In a speech read on his behalf, African Development Bank Vice President Mthuli Ncube told the ZITF International Business Conference last week that there had been a significant growth in the value of goods and services moving across the national borders but the Beitbridge Border Post, which was the busiest of all the crossing points, was costly to business due to the delays and hassles at the post.

The volume of trade across the region has risen from US $12,4 billion in 2000 to US $34 billion in 2010. It peaked at around US$36 billion in 2008 when Zimbabwe’s industrial capacity had sunk to record lows in the hyperinflationary era.


However, the country loses around US$35 million annually in transit time and transaction costs.

Government, through the Economic Planning ministry, has been promoting Zimbabwe as a preferred investment destination because of its central location as it links South Africa to other regional countries. Full advantages of the North-South Corridor can only be realised if efficiencies are improved at the Beitbridge Border post and upon completion of the Chirundu-Beitbridge Highway.

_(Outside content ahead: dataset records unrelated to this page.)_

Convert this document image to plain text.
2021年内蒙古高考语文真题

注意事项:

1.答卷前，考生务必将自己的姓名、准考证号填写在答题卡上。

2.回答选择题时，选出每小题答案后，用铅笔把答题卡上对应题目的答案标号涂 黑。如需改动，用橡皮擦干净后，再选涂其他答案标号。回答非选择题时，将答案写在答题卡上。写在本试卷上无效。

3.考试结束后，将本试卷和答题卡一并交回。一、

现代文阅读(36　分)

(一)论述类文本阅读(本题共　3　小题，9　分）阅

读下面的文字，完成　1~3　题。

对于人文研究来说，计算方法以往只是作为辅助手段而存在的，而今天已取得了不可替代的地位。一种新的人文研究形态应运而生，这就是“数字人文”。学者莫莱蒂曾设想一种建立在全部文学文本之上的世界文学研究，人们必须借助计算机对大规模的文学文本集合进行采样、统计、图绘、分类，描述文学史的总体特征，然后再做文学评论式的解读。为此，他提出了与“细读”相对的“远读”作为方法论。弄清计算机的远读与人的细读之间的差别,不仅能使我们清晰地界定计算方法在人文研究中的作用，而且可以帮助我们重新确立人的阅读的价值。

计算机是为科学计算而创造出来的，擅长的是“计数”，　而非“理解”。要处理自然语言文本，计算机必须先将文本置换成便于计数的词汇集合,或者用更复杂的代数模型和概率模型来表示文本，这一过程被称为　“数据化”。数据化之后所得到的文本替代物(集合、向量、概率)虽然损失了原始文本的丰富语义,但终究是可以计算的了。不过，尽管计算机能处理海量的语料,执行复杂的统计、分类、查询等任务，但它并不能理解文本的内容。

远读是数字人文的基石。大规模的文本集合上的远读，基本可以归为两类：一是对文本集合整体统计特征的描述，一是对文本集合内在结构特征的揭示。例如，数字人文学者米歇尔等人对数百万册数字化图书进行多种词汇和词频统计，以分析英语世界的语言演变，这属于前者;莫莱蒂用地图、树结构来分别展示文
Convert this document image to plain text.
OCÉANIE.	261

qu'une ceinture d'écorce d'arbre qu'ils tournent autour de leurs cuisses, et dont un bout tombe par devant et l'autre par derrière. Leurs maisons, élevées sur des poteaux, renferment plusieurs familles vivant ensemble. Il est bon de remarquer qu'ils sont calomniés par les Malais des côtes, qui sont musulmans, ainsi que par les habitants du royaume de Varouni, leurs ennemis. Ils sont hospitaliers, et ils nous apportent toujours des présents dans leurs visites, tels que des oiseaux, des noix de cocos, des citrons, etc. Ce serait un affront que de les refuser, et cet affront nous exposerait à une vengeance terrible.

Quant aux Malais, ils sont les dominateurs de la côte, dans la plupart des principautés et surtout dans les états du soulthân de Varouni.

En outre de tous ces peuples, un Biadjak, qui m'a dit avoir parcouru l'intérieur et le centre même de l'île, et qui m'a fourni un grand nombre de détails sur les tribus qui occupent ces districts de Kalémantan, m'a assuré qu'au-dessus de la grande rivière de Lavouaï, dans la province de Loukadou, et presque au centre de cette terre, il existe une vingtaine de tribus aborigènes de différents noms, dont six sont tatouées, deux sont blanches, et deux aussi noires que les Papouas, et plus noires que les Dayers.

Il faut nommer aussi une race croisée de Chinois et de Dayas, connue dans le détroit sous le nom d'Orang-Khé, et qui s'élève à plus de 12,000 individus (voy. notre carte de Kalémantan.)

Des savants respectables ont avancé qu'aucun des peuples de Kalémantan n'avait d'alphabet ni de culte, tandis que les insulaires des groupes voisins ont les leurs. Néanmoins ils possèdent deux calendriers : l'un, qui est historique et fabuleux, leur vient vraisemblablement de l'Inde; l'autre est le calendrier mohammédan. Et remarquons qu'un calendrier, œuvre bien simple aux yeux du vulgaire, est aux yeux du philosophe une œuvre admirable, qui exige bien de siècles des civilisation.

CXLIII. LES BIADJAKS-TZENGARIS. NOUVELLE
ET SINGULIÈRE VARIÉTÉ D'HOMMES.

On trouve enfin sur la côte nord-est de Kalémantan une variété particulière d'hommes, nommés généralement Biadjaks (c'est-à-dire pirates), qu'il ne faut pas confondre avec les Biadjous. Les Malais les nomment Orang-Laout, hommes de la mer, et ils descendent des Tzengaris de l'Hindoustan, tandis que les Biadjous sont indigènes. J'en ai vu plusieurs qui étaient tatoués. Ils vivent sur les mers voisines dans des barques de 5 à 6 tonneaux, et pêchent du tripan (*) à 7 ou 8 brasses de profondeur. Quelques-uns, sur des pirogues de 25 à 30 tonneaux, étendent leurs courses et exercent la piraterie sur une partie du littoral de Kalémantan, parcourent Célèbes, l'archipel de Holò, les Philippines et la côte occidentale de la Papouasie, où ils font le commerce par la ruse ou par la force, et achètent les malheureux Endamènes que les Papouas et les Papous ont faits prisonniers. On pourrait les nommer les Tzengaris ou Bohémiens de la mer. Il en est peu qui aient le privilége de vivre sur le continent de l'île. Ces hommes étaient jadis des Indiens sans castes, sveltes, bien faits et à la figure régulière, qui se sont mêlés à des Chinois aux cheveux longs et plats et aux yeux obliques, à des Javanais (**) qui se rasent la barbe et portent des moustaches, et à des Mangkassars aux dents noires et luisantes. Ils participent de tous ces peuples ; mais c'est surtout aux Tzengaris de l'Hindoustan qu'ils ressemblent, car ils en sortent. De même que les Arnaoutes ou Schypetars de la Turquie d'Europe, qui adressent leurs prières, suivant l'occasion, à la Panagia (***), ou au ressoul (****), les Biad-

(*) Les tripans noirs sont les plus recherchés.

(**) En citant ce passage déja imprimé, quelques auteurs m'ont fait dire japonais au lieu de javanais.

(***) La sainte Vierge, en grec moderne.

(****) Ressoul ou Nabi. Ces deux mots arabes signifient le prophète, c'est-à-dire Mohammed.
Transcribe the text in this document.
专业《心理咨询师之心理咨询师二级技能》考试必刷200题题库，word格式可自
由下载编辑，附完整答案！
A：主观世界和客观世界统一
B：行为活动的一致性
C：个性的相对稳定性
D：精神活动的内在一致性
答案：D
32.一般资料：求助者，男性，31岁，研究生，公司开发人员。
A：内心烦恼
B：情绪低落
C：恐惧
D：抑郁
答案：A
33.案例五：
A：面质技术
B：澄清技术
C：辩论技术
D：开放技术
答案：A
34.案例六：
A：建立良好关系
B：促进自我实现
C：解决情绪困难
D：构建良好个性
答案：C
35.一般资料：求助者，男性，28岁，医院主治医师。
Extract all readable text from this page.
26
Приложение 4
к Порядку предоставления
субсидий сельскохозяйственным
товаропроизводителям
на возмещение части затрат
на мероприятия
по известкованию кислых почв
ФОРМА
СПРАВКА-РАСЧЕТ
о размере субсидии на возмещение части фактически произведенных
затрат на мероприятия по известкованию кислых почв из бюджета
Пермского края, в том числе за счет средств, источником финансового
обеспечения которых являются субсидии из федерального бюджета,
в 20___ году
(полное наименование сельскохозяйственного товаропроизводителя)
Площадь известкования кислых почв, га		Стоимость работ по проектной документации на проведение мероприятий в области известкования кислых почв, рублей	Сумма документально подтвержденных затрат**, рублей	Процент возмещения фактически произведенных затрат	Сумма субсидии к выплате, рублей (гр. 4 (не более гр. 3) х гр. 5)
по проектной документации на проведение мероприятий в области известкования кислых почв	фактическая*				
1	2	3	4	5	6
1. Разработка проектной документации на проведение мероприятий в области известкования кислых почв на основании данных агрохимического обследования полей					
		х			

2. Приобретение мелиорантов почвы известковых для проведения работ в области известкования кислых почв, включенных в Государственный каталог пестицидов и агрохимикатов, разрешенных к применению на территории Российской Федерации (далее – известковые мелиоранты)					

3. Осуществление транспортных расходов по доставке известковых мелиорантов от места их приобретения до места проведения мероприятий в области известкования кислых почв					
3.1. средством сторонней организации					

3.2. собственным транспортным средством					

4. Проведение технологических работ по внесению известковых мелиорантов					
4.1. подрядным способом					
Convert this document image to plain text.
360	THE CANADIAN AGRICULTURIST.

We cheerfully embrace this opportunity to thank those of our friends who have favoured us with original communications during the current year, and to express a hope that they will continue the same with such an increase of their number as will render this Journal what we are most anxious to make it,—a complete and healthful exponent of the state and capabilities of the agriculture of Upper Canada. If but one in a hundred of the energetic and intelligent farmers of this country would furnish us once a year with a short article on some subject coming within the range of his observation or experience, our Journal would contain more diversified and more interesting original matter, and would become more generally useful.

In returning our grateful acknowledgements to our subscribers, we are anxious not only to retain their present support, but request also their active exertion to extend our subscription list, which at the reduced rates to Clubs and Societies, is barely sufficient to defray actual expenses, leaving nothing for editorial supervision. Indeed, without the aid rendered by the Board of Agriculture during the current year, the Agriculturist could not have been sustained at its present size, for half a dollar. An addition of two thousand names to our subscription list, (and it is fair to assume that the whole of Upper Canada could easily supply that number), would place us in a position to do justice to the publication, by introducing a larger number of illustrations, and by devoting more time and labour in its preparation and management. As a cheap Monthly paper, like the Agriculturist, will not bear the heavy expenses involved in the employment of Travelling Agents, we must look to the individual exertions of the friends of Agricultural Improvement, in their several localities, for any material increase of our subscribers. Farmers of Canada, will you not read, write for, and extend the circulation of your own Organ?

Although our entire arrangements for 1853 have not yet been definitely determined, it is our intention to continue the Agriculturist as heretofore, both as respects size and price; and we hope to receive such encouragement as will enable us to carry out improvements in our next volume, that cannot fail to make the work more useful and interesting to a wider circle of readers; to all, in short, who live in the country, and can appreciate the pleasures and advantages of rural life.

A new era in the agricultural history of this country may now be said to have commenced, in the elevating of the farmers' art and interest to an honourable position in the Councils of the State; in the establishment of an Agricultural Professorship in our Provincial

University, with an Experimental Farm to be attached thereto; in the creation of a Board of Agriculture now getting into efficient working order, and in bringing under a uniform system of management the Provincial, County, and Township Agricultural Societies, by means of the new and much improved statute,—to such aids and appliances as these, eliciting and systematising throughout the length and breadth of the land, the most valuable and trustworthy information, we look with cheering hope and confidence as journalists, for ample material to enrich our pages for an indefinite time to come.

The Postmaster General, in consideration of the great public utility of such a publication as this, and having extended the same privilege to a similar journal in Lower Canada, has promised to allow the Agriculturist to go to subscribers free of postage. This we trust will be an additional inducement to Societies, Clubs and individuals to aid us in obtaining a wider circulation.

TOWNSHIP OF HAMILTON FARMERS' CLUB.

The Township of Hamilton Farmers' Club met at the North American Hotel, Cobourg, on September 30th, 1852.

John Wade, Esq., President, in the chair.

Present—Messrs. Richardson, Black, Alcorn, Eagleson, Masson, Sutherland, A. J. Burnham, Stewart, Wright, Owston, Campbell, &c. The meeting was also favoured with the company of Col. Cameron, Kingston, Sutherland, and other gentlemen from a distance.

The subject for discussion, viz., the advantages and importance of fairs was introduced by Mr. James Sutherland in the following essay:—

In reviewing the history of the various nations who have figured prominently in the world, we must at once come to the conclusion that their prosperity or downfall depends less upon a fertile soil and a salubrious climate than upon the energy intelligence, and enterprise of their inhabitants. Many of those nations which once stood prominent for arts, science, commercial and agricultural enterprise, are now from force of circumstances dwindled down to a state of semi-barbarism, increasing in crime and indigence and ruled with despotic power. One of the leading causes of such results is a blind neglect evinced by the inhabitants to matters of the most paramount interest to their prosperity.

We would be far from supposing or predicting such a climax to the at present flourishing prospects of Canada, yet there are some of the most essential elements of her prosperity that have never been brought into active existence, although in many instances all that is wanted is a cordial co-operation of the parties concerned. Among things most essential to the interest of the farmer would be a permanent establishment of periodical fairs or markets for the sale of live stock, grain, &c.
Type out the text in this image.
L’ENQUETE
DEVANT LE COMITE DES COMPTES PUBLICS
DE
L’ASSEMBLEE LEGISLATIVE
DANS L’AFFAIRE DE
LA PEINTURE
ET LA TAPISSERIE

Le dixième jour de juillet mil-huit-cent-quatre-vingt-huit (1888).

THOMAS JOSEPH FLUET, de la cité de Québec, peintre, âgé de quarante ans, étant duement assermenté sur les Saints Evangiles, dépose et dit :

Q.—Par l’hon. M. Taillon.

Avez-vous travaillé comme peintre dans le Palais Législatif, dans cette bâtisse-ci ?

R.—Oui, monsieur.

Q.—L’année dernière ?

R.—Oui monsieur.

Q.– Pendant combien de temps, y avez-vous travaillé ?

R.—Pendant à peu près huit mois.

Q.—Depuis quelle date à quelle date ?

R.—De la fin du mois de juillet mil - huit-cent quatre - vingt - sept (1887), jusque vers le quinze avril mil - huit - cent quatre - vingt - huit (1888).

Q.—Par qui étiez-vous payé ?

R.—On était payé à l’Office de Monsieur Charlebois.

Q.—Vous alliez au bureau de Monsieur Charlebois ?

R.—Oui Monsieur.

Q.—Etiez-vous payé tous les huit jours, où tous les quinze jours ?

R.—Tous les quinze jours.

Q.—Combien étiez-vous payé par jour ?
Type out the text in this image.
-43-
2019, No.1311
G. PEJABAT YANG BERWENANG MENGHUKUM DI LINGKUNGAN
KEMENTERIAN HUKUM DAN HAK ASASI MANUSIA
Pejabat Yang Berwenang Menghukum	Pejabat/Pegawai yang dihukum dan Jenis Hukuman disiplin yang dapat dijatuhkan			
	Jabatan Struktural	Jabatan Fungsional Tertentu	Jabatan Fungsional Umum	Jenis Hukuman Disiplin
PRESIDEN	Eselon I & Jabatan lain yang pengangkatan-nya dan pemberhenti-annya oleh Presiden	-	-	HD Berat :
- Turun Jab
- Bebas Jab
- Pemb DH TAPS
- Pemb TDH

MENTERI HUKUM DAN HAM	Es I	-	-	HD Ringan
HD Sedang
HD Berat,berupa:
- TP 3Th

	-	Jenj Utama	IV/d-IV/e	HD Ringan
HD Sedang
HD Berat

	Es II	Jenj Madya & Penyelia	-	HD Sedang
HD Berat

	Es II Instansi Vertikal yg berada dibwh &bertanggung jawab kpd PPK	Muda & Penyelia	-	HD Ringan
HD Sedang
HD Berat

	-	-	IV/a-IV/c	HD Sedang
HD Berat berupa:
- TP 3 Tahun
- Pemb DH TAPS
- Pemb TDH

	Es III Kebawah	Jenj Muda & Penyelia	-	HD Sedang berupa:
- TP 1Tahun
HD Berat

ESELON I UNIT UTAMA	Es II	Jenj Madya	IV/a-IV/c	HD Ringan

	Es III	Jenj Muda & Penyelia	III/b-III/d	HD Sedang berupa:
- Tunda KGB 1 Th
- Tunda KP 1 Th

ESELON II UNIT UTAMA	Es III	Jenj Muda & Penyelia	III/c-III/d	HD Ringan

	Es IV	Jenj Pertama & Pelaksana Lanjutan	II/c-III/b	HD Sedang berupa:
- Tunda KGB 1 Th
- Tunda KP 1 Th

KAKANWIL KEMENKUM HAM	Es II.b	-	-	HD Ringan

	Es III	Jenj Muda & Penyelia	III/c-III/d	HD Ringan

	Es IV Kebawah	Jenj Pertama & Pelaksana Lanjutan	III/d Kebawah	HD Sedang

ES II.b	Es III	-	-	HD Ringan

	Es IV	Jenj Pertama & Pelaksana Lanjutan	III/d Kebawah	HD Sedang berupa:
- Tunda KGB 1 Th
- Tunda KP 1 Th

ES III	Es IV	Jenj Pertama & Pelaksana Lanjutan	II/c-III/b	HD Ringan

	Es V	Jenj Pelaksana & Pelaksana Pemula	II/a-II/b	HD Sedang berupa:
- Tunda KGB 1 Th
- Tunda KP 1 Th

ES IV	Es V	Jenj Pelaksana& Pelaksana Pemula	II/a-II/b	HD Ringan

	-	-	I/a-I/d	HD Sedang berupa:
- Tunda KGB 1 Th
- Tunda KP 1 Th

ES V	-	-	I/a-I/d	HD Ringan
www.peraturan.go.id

Ncube said the Beitbridge border post had numerous checkpoints which were costly to business.  He believed the country could easily increase its export revenues and gain from the economies of scale if the crossing point system were overhauled.

“Zimbabwe and South Africa simply need to harmonise the customs processes in order to minimise delays, bribes and other bottlenecks.” He added that there was also poor infrastructure and unavailability of accommodation.

Ncube noted that any initiatives that had been followed to reduce congestion and bottlenecks had not yielded any success, the latest of which was the upgrade of the ASYCUDA computer system.

The Beitbridge border post normally clears about 3 300 cargo carriers and one million people but this can go up to 12 000 and four million during the peak seasons.  About 80% of Zimbabwe’s imports are from South Africa while 63% of Zimbabwe’s exports go to or through South Africa.
Ncube said that it was necessary to duplicate the successes of the Chirundu Border Posts which saw transit time being reduced to two hours from three days.